Use all the available tools at your arsenal properly. Always list them first and then find out which one you want to use.
Note: For decompilation, you should use the MLM decompiler and if it doesn't work after a few tries you can try RetDec.

Based on the patterns of code inside the binary try to categorize and even subcategorize them into categories like "CTF", "Vulnerability Analysis", "Binary Exploitation", "Crackme", "Patching", etc.
Subcategories are dependent on the category, so for "CTF" subcategories may be "SMT Solver", "Keygen", "Binary Exploitation", "Reverse Engineering", etc.
For "Binary Exploitation" it may be "Heap Exploitation", "Buffer Overflow", etc.
At the end of the analysis, always make sure to hint to categorize and optionally subcategorize it.
Otherwise ask for more analysis.

Never manually calculate anything. Always use tools or crypto modules or any SMT solver to model the conditions.
This report will be read by another AI agent which will do further analysis. Write the report in a way that it knows exactly what to do next. You could prompt engineer it to do specific things. Your report is also a prompt for it.
In case you find the exploit, flag or anything interesting, in the initial analysis itself, you can mention it in the report and just ask the next agent to verify it in the prompt.
Use markdown for this report.
Save this report as initial\_analysis.md in the same folder as where the challenge was saved

If you remember the way the previously mentioned report was written, it directly follows the rules specified here. This reveals to us that writing good prompts is an unskippable part of working on useful agentic workflows as some models seem to effectively follow these guidelines.
There could obviously be a better prompt for this task, this one is just what we used.

Moving ahead, the following is the prompt we used for the second agent:

You are a binary analyst, reverse engineer, exploit developer and an excellent ctf player with more than 30 years of experience. Based on the earlier report from the initial analysis agent (stored at initial\_analysis.md) you will do further dynamic analysis of the binary.

Start by making a plan based on the initial analysis. This initial analysis file is inside the challenge folder. Spend some time on it. It must be unambiguous and detailed. And then follow it step by step.

This analysis will be focused on the category/subcategory of the binary. You will look at specifics of the binary and try to find bugs, exploit vulnerabilities and even find flags if it is a ctf challenge.

After the analysis is complete save the report as dynamic\_analysis.md and detail all the findings, flags, behaviors, etc.

Use all the available tools at your arsenal properly. Always list them first and then find out which one you want to use. instructions on how to continue the analysis. Therefore, read it carefully and follow it step by step.

Sometimes, the initial analysis agent may have already found the flag or exploit. In that case, your job is to verify it and provide a detailed explanation of how it works.

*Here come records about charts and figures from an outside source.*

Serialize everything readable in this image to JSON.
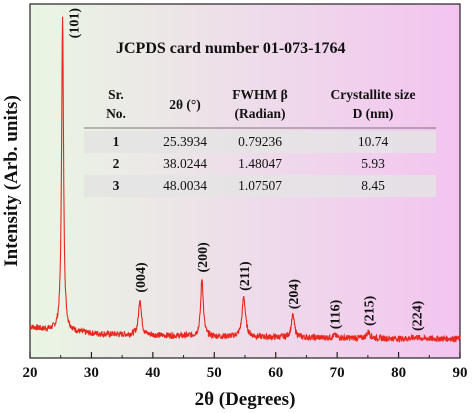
{
  "chart_data": {
    "type": "line",
    "title": "",
    "xlabel": "2θ (Degrees)",
    "ylabel": "Intensity (Arb. units)",
    "xlim": [
      20,
      90
    ],
    "xticks": [
      "20",
      "30",
      "40",
      "50",
      "60",
      "70",
      "80",
      "90"
    ],
    "grid": false,
    "legend": "none",
    "colors": {
      "line": "#e8281e",
      "bg_left": "#e9f6e3",
      "bg_right": "#f3c4f0",
      "table_row": "#e4e4e4"
    },
    "background_peaks": [
      [
        20,
        0.075
      ],
      [
        22,
        0.068
      ],
      [
        24,
        0.064
      ],
      [
        27,
        0.06
      ],
      [
        30,
        0.055
      ],
      [
        35,
        0.052
      ],
      [
        40,
        0.05
      ],
      [
        45,
        0.048
      ],
      [
        50,
        0.046
      ],
      [
        55,
        0.045
      ],
      [
        60,
        0.044
      ],
      [
        65,
        0.043
      ],
      [
        70,
        0.042
      ],
      [
        75,
        0.041
      ],
      [
        80,
        0.04
      ],
      [
        85,
        0.04
      ],
      [
        90,
        0.04
      ]
    ],
    "peaks": [
      {
        "label": "(101)",
        "x": 25.3,
        "y": 1.0,
        "width": 0.38
      },
      {
        "label": "(004)",
        "x": 37.9,
        "y": 0.16,
        "width": 0.55
      },
      {
        "label": "(200)",
        "x": 48.0,
        "y": 0.22,
        "width": 0.5
      },
      {
        "label": "(211)",
        "x": 54.8,
        "y": 0.165,
        "width": 0.65
      },
      {
        "label": "(204)",
        "x": 62.8,
        "y": 0.11,
        "width": 0.6
      },
      {
        "label": "(116)",
        "x": 69.6,
        "y": 0.05,
        "width": 0.8
      },
      {
        "label": "(215)",
        "x": 75.1,
        "y": 0.06,
        "width": 0.7
      },
      {
        "label": "(224)",
        "x": 82.9,
        "y": 0.045,
        "width": 0.8
      }
    ],
    "annotation": "JCPDS card number 01-073-1764",
    "table": {
      "headers": [
        [
          "Sr.",
          "No."
        ],
        [
          "2θ (°)",
          ""
        ],
        [
          "FWHM β",
          "(Radian)"
        ],
        [
          "Crystallite size",
          "D (nm)"
        ]
      ],
      "rows": [
        [
          "1",
          "25.3934",
          "0.79236",
          "10.74"
        ],
        [
          "2",
          "38.0244",
          "1.48047",
          "5.93"
        ],
        [
          "3",
          "48.0034",
          "1.07507",
          "8.45"
        ]
      ]
    }
  }
}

In any case, if you find the flag or exploit, you must provide a detailed explanation of how it works and must create solution files, scripts, etc. to demonstrate it. and do not delete them from the folder. Save them to the same folder as where the challenge is saved.

Note: For decompilation, you should use the MLM decompiler and if it doesn't work after a few tries you can try RetDec.

Save this report as initial\_analysis.md in the same folder as where the challenge was saved

There is nothing surprising here, we are continuing to tell the agent what to do in an unambiguous way which it follows properly.

Conclusion

AI agents show a promising future of security research. One by one advancements and new optimizations in different areas of LLMs, MCP servers, etc. will improve the speed, precision and the usefulness of these workflows.
The whole process of creating AI agents from scratch is definitely a heavier task than it appears to be, especially for cases where we depend entirely on the latent space of the LLM at hand to do our tasks. In such cases, using the right LLM and the right set of tools are the major factors of whether it will be any useful to the job at hand.

We hope this blog taught you something new about agentic workflows and how we do research on our end for Pwno.